Most lawyers who have ever had a role in an alleged child abuse case were stunned by the bail set in the Jerry Sandusky child molestation charges. The judge who is also in her spare time an Of Counsel to a local law firm set $100,000 bond for him with no security for 40 counts related to serial child sexual abuse. Sandusky, who along with Joe Paterno had a saint-like reputation in the local community, was also the chief fundraiser for years for a children's charity that he started, The Second Mile. In fact, it is reported now that his consulting fee from 2001 to 2009 was nearly a half a million dollars a year. So much for the selflessness of Jerry Sandusky raising money for needy kids. He had both a clear financial and an alleged perverted sexual motive for his charitable face. Apparently even though his money making endeavor had to be known to many within the charity organization, and his sexual allegations known to many other in Penn State, his public adoration remained untouched. So Sandusky who is Caucasian and who clearly does not fit into the Occupy Wall Street (OWS) movement, obtained bail at essentially no financial cost to himself. Having prosecuted sex crimes, represented victims of sex crimes in civil matters and reviewed a number of cases surrounding alleged child sex crime abuse that ultimately ended in wrongful convictions, I can comfortably say that the poor person or the inner city minority from anywhere in the country charged with far lesser crimes with far lesser evidence would usually see the inside of the hoosegow, the clink, the jail cell, the slammer or whatever word you want to give the loss of freedom until at least the trial date.
This case highlights the question of whether judges should automatically be considered to be acting correctly. After all, for every wrongful conviction there was a judge in the courtroom. But that is another far-reaching issue for in-depth discussion at another time. But then as a learned acquaintance of mine who serves on a board of a women's crisis center commented to me- "the plot sickens." We learned lately that the judge was a volunteer for the The Second Mile. Moreover she and her husband donated to it. Because of her involvement, in my opinion she had a vested interest in making sure The Second Mile reputation remained unscathed. The judge probably did not want to believe that Sandusky, who was one of the linchpins in developing the Penn State defense and the founder of the charity she obviously cares for, was a pedophile. But assuming she never had significant contact with him, and I am assuming that because if she did her failure to disclose the information or on her own recuse herself, makes her participation in the bail setting procedure more judicially questionable and possibly even reprehensible. If the judge had disclosed her relationships when the case was assigned to her the prosecutors would have had the opportunity to ask her to recuse herself if more information were publicly revealed in the hearing venue where universal disclosure may have been important. The failure to disclose would be the chant of the Greek chorus if this epic were a play permeating every corner. Furthermore, the judge imposed minimal conditions on the bail. No GPS monitoring ankle bracelet was ordered. Certainly the local public and neighbors concerned about their children would likely have wanted some restrictions. Did the judge even know the alleged pedophile lived next to an elementary school? That school is now taking precautions since usually a condition of a possible pedophile's bail is staying away from children.

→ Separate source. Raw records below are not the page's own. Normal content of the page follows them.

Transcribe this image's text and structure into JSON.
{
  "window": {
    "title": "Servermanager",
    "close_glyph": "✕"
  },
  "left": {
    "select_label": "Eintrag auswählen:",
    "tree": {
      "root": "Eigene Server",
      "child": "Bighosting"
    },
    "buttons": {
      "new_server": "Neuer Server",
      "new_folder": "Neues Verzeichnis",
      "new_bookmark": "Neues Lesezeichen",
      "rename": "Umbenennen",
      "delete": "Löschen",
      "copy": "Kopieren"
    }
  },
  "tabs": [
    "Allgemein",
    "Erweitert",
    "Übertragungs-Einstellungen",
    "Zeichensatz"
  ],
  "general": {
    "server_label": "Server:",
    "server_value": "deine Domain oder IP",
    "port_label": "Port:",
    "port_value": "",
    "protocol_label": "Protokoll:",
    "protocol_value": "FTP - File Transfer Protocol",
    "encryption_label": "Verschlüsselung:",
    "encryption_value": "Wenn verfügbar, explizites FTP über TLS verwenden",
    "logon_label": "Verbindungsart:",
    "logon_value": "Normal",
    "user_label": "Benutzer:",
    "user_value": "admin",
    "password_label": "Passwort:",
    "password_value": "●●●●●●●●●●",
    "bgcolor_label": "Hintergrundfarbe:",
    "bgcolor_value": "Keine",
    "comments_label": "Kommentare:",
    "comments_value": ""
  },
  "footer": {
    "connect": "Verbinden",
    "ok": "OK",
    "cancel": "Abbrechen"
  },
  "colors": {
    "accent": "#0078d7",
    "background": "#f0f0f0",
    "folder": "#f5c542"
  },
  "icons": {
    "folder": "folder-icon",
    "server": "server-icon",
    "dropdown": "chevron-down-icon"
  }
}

Sandusky maintains his innocence and gave an interview to famed reporter Bob Costas saying: "I'm innocent of these charges." He admits he "horsed around," and further admits he showered and touched children but he claims he did not so so with the required improper sexual intent. In the law sexual intent or prurience is required to turn some contact into a crime. Obviously, Sandusky has had time to become well versed with the law. But whether or not his contact with children was for sexual purposes or not, that is not the issue for non-secured bail when one charge is rape of a child. Nor does it ameliorate the age-long failure to address Sandusky's action by any person or any entity.
I listened to an oral interview replayed on In Session television earlier this week of Thomas Day, a graduate of Penn State and someone intimately familiar with the Second Mile since he was a former board member of the foundation. He commented that he thought people just did not want to believe what was being said about Sandusky at The Second Mile. He thinks the same disbelief may have also occurred at Penn State. He is probably correct. Former Oklahoma coach Barry Switzer has publicly stated what much of the public feels."Having been in this profession a long time and knowing how close coaching staffs are, I knew that this was a secret that was kept secret. Everyone on that staff had to have known, the ones that had been around a long time." But because Sandusky was a storied cash cow for The Second Mile, and a figure in the historical veneration of the Penn State football program, many people just ignored the rumor and allegations. To do otherwise might have brought down a program or two, a coach or two, or even a legend or two.
To quote a presidential candidate: Oops. Now the CEO of The Second Mile charity has resigned. Only time will tell if the entity gets folded into another charity. Joe Paterno has been fired and his name removed from the Big Ten trophy. Young men who entrusted their college football playing careers to a revered person have been betrayed. And, of course, there are undoubtedly more child victims. As the scandal grows, unanswered questions multiply. It appears that Oops is a multi-decade long misplaced mindset that seems to have been purposely fostered by many.